Moody Crab 2:56 pm  

@ Toksboy: There is no need to refer to her kids being married to foreign partners...that was such a low blow. They have to right to marry whoever they want and don't need permission from Nigerians simply because their mother is the Minister of Information. Let's stick to the conversation, which is the policy failure of the govt.

Dapxin 2:40 am  

moodyCrab,
excuse us some of the crap.
No one would really know or bother
to bother,
were madam not ridiculous enough
to sponsor such marriages
on AIT,
in typical Abuja,
oppress-them-abuse-them,
and
reBrand them, mode.

And Toks, is right but understating it,
madam reBrand,
some call her a professor!
is a huge waste of
space + time.

Ozoemena,  10:01 pm  

My exact sentiment.
The woman challenges all my newly- acquired non- violence stance. She ought to be slapped.

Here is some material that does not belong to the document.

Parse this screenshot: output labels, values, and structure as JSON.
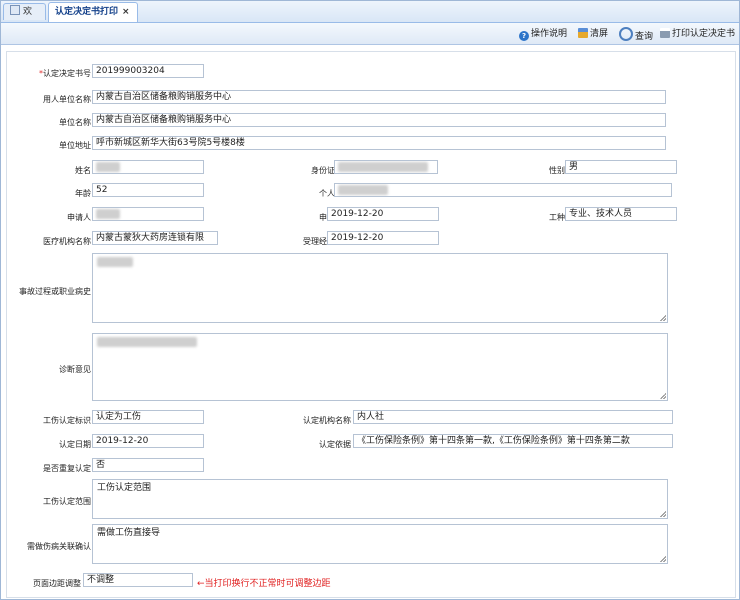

And @Moodycrab, your easy irritation at the mention of her children just shows how cut off you are from the reality faced my millions of Nigerians. You seem to think its a matter of politeness.

Mrs Dora and her family and all Nigerian Leader and their families and the accomplices and their families plus the politely silent and their families plus people who think abusing these people is low blow; all these people are beneath disgrace. I really do wish there was something like hell fire, but sadly there is none.
We have to correct this madness on this plane.

Thank you Isaac Anyagou, for stoking the flame. I love you.

And for the other criers of low blow, I would have loved to say 'there is a part reserved for you in the lake of fire burning with sulphur and brime stone. But no. I can only sit here and blink and snap my fingers.

Not happy
Ozoemena

Twreckx 12:44 pm  

What did Chimamanda say about the danger of a single story? That it leads to a skewed view. I don't think the good story can swim against the tide of a deluge of bad stories we are currently drowning in.